Так вот, Лиснянская тоже убеждена, что надо летать. Особенно всякому поэту. Без полета, говорит, поэта не бывает. Ну и ищет все время приключений.
– Хозяин! – Это она меня так зовет, Хозяином. – Пошли, покурим.
Мы так работаем. То она зовет покурить, то я. И вот сидим мы, курим и сплетничаем – то про Ахматову, то про Тарковского, то про соседского поэта Рейна, друга и учителя поэта Бродского, который вчера заходил и с морозу опять всю одесскую колбасу сожрал без спросу. Причем незаметно. Говорит-говорит и р-раз – кусок колбасы в рот. Вместе со шкуркой, как кот. А Лиснянская, как и все поэты, тоже любит одесскую колбасу. Причем на дольки не режет, а ест так, от куска. И не то чтобы ей жалко колбасы для Рейна. Нет. Просто обидно. И от обиды в ней сразу проявляется такая особенность: она неожиданно начинает изъясняться в рифму. Вроде только что по-человечески говорила и вот на тебе – в рифму. Обо всем. О том, что молоко скисло, что уличный кот не пришел вовремя сосиску съесть, что вода может в трубах замерзнуть, что метлы все Хозяин на всякий случай попрятал – все в рифму. Такая бытовая форма поэзии.
И вот сидим мы так, курим, а на улице снегу намело, собаки соседские воют, и рыбы серебряные, как в аквариуме, стучатся в окно. Скоро Новый год.
Именно перед Новым годом, дня за три, и раздался тот роковой звонок от Револьта.
– Есть разговор, – заявил он. – Только не дома. Встречаемся на улице, у магазина.
А на улице градусов сорок. Хорошо еще без ветра. И ни души. Кому охота, кроме Пименова, в такой мороз гулять? Перешел он сразу к делу:
– Значит, так! Сеню Рогинского посадили. Он где-то здесь, в зоне под Ухтой.
Слушаю внимательно. Хотя про Сеню Рогинского первый раз слышу.
– Надо вытаскивать, – продолжает Револьт.
– То есть как вытаскивать? Из зоны?
– Из зоны, откуда же?
– Но это невозможно!
И тут черт меня дернул вспомнить про одноногого старика Баумштейна. Этот Баумштейн отсидел в свое время лет двадцать за коммерческие дела, а после еще остался работать на зоне – мастером в лесопилке. Прижился, видать. Так и работал, пока ему вагонеткой ногу не отхватило.

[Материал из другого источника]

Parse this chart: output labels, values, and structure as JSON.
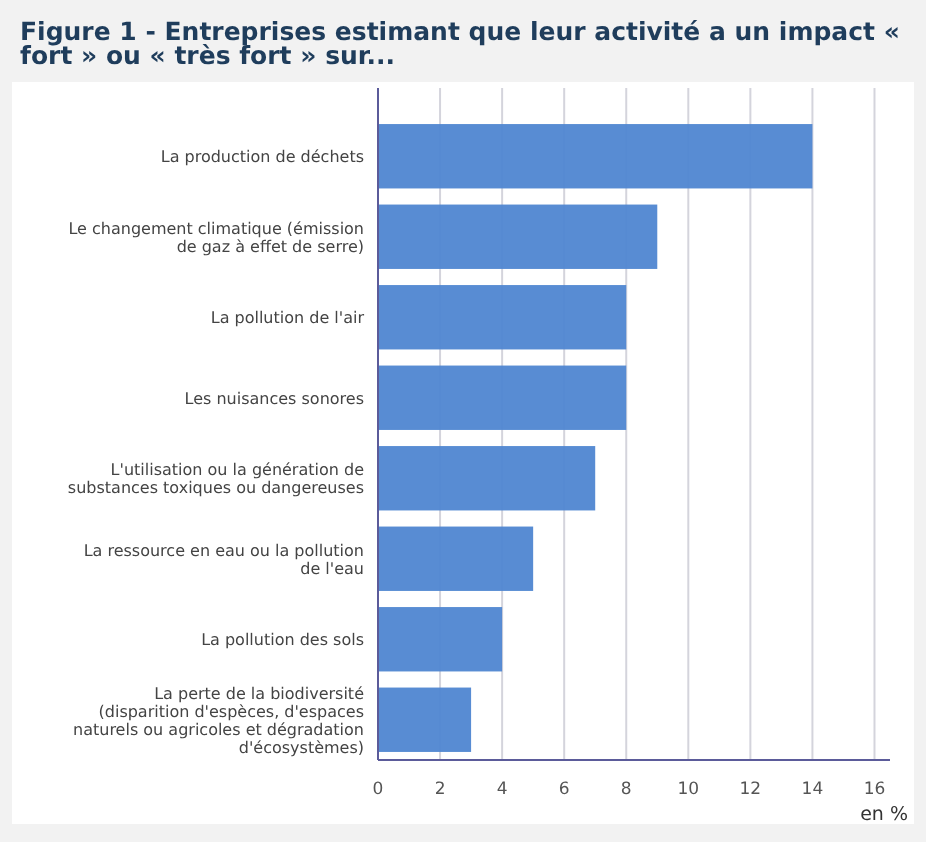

Так вот, этот Баумштейн, пытаясь произвести на меня впечатление, чтобы женить на своей стриженой дочке, постоянно хвастал, что по-прежнему чуть не во всех северных лагерях имеет солидные связи. И я решил рискнуть.

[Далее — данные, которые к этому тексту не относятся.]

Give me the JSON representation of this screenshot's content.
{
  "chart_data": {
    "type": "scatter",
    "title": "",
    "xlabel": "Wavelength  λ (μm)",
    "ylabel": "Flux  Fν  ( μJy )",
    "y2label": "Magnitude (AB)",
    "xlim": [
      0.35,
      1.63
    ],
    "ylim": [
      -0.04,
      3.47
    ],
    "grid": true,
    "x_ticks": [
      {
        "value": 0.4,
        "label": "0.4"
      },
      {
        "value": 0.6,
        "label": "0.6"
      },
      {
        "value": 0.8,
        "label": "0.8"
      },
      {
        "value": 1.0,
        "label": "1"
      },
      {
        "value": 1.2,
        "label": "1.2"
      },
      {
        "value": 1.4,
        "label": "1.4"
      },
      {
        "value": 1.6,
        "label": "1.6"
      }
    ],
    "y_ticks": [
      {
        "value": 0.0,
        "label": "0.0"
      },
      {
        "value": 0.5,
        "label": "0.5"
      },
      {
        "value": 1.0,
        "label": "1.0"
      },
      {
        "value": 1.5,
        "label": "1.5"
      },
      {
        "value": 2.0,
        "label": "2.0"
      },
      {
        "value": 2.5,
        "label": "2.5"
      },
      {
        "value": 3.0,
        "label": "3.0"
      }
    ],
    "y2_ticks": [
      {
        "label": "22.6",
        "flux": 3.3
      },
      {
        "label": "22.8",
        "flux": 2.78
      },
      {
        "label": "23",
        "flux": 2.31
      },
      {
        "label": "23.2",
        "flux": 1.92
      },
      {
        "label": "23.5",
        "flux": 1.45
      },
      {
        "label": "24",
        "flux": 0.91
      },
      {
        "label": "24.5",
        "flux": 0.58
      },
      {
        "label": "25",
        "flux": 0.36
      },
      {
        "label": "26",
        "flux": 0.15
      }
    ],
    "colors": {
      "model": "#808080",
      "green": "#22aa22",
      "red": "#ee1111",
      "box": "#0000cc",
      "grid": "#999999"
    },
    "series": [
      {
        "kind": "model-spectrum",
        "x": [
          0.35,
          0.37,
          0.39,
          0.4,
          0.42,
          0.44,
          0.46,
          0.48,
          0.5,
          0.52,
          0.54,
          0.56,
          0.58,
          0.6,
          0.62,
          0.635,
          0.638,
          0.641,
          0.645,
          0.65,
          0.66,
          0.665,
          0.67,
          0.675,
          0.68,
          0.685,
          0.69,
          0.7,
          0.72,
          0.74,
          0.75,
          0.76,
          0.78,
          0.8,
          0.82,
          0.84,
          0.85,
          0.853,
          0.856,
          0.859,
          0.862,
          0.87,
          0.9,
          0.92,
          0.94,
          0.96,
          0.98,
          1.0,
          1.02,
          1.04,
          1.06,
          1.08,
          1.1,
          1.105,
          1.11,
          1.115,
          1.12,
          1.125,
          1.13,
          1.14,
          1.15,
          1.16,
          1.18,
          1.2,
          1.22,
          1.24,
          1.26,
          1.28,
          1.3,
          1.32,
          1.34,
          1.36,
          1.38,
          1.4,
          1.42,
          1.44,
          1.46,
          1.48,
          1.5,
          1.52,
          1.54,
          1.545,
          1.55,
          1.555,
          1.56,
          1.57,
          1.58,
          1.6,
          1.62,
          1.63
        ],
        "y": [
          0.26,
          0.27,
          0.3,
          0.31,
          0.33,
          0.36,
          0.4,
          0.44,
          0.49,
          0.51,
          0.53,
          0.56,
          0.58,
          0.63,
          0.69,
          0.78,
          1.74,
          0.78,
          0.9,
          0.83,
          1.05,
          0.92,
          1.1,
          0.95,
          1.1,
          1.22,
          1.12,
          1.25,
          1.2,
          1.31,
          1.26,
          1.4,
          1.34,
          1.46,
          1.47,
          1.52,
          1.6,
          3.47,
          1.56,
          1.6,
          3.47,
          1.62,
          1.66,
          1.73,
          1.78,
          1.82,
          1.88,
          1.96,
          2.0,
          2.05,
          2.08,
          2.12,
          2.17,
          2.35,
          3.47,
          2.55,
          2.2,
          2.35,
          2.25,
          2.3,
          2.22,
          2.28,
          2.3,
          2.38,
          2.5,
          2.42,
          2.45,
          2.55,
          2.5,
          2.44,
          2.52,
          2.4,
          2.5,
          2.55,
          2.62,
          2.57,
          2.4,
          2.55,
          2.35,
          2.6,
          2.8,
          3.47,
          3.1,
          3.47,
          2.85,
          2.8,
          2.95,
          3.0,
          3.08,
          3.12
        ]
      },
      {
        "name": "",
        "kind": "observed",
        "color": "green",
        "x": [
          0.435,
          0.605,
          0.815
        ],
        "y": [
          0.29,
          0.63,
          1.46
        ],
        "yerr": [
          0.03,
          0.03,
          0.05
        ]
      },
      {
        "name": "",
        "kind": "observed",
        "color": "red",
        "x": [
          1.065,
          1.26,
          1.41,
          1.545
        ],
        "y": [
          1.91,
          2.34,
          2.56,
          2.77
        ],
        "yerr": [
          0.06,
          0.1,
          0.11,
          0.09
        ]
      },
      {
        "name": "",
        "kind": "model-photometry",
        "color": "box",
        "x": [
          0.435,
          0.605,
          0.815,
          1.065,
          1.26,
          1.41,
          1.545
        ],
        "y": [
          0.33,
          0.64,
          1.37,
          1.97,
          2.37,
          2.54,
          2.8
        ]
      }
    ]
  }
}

– Попробую выяснить, – обнадежил я Револьта и отправился к старику.
– Какие проблемы? – отреагировал Баумштейн. – Как раз в этой зоне у меня есть знакомый прапорщик, который мне кое-что должен. И чтоб я был без второй ноги, как без первой, если мы не сделаем твоего Сеню хотя бы зазонником. А там – и на «химию».
Уже потом, через много лет, после того, как многотысячные толпы на центральной площади северного города скандировали имя Пименова, после того, как он вошел в первый российский парламент, сочинил Конституцию России и умер от сердечной недостаточности в одной из привилегированных клиник Берлина, на вечере его памяти в Москве ко мне подошел человек и представился Арсением Рогинским. И рассказал, что в зоне к нему подходил какой-то прапорщик, сунул в руку пачку сигарет и полпачки чая, передал привет с воли и, прежде чем раствориться, попытался задать пару наводящих вопросов.

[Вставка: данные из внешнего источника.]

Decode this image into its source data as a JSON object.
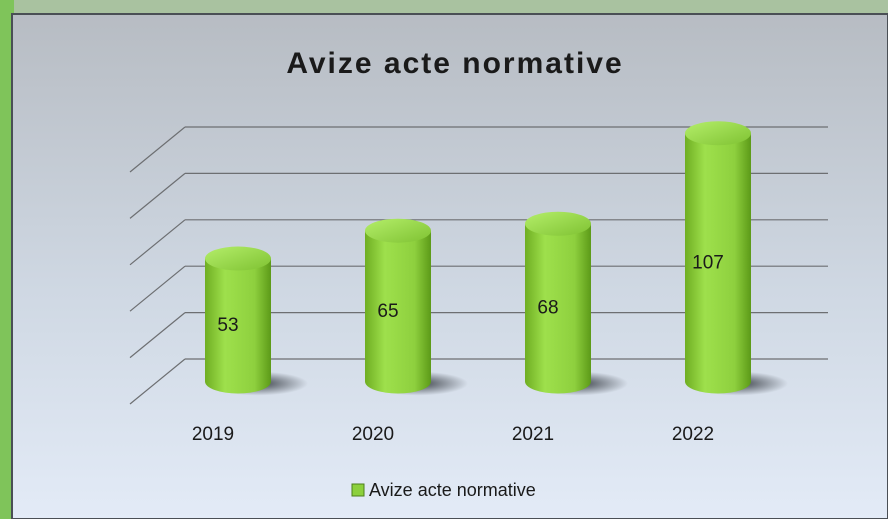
{
  "chart_data": {
    "type": "bar",
    "title": "Avize acte normative",
    "categories": [
      "2019",
      "2020",
      "2021",
      "2022"
    ],
    "series": [
      {
        "name": "Avize acte normative",
        "color": "#8cd03c",
        "values": [
          53,
          65,
          68,
          107
        ]
      }
    ],
    "ylim": [
      0,
      100
    ],
    "yticks": [
      0,
      20,
      40,
      60,
      80,
      100
    ],
    "grid": true
  }
}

Рогинский, конечно, сразу сообразил, что ему не могли передать полпачки чая. И – в глухую несознанку. Не знаю, мол, таких. Ну а не знаешь – и сиди себе до посинения.
Обыск у Револьта продолжался двое суток без перерыва на сон. Выгребли полбиблиотеки, пишущую машинку, какие-то рукописи с математическими формулами и Библию. Мы с Алшутовым мрачно бродили по коридорам, не зная, что там происходит, и, честно говоря, мысленно уже с Пименовым попрощались. Потому что после таких обысков на свободе не оставляют. Сашка-то в нашей авантюре замешан не был и мог чувствовать себя спокойно. Но все равно нервничал и настоятельно советовал мне спрятаться в его максаковской избушке и не вылезать, пока все не прояснится. Глупости, конечно. Захотят – найдут и в Максаковке, где я жил последние месяцы, после того, как сбежал от Галки.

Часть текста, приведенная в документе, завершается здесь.